XLVII
УМОЗАКЛЮЧЕНИЯ ПО ПОВОДУ МУК СОВЕСТИ
А Самуил Гельб между тем спрашивал себя, так ли уж он уверен, что его уловки привели именно к тому результату, на который он надеялся.
Может ли он отныне действовать, исходя из твердого убеждения, что Лотарио мертв? Это для него был основной вопрос.
На следующий день после того как Самуил видел Юлиуса, когда тот вошел к себе бледный и мрачный и спросил у него, где Фредерика, а затем пожелал остаться один, Самуил съездил в посольство Пруссии и расспросил слуг и привратника.
Лотарио никто не видел со вчерашнего дня.
Самуил направился к Юлиусу и, прежде чем подняться к нему, поговорил с его лакеями.
Они тоже ничего не знали о Лотарио.
Похоже, чудовищный замысел Самуила Гельба удался: Юлиус убил Лотарио на поединке без свидетелей.

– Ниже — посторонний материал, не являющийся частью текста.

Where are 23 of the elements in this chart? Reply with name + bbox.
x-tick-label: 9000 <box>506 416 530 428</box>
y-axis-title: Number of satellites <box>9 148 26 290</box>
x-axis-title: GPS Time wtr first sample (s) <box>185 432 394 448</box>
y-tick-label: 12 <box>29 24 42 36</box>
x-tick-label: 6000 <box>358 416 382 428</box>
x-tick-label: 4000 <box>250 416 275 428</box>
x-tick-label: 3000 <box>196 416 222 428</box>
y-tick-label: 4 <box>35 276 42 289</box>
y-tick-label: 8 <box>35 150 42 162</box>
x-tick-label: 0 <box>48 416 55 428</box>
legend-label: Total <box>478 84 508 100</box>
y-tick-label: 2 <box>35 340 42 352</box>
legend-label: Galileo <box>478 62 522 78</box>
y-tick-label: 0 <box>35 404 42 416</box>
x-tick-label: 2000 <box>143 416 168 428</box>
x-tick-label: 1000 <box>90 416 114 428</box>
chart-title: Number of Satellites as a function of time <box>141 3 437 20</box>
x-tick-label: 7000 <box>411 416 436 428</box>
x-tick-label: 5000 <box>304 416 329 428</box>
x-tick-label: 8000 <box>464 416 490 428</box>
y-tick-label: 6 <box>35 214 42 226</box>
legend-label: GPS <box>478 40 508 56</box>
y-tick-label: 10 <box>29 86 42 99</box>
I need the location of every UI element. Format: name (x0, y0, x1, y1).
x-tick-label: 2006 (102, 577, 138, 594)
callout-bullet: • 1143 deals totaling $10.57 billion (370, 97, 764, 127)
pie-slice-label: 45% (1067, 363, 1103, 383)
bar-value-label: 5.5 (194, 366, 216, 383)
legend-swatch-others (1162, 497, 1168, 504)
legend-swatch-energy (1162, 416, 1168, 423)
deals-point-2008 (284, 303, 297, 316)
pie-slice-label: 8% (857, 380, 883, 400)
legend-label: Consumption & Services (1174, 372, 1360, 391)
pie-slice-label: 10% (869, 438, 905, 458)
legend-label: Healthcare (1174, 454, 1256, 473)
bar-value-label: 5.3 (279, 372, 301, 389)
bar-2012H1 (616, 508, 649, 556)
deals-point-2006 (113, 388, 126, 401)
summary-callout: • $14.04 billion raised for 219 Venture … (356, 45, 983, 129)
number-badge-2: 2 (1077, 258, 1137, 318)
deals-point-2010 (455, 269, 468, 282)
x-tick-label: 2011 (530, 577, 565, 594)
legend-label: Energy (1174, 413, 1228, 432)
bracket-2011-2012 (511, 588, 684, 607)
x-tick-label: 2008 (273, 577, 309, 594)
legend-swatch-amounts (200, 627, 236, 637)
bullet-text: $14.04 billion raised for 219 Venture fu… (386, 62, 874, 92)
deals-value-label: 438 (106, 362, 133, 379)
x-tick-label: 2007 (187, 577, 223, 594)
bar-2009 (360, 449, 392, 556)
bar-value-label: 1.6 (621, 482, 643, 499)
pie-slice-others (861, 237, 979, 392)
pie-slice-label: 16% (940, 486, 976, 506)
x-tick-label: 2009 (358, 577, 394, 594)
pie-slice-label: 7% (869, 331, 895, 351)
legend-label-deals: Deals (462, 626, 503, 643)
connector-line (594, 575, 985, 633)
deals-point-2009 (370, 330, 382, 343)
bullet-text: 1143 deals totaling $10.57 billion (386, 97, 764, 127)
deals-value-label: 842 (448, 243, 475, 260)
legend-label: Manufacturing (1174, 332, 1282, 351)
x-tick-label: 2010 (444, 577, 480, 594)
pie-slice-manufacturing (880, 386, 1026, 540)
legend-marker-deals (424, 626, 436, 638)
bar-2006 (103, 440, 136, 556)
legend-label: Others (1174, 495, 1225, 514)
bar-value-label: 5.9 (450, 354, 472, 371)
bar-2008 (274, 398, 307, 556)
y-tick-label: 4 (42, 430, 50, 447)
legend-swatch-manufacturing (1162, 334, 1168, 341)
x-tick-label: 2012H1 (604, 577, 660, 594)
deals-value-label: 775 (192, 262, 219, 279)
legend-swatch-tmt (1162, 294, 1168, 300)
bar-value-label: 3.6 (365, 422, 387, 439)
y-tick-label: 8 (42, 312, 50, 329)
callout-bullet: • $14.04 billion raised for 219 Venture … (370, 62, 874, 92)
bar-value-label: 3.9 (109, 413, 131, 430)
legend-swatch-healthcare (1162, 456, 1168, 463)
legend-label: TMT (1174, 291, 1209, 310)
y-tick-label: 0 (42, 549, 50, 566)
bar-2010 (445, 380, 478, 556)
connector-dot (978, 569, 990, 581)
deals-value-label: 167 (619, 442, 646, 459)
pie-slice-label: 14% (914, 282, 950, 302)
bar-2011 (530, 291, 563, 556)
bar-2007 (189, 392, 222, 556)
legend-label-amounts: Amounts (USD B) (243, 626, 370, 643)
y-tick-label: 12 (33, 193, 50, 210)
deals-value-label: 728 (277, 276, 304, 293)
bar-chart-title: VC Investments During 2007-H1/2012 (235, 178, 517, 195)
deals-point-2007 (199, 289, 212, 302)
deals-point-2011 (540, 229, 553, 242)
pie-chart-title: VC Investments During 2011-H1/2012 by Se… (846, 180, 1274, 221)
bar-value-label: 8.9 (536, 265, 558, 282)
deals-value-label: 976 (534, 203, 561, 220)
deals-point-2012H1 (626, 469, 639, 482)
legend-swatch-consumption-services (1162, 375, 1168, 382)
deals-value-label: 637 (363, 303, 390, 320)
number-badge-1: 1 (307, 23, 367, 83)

А все же сколько бы Самуил ни убеждал себя в этом, на дне его сознания копошились сомнение и тревога.
Вытянуть что-нибудь из графа фон Эбербаха не было никакой возможности.
Самуил попытался еще раз. Но стоило ему заговорить о Лотарио, как Юлиус напомнил ему тоном, в котором гнев смешивался с печалью, что просил его никогда не произносить при нем этого имени.
Самуил заговорил о другом, но несколько минут спустя попытался ввернуть в свою речь намек на то, что произошло в Сен-Дени. Однако Юлиус тотчас переменил разговор и сказал, что плохо себя чувствует и нуждается в одиночестве.
Пришлось Самуилу, как и вчера, уйти ни с чем.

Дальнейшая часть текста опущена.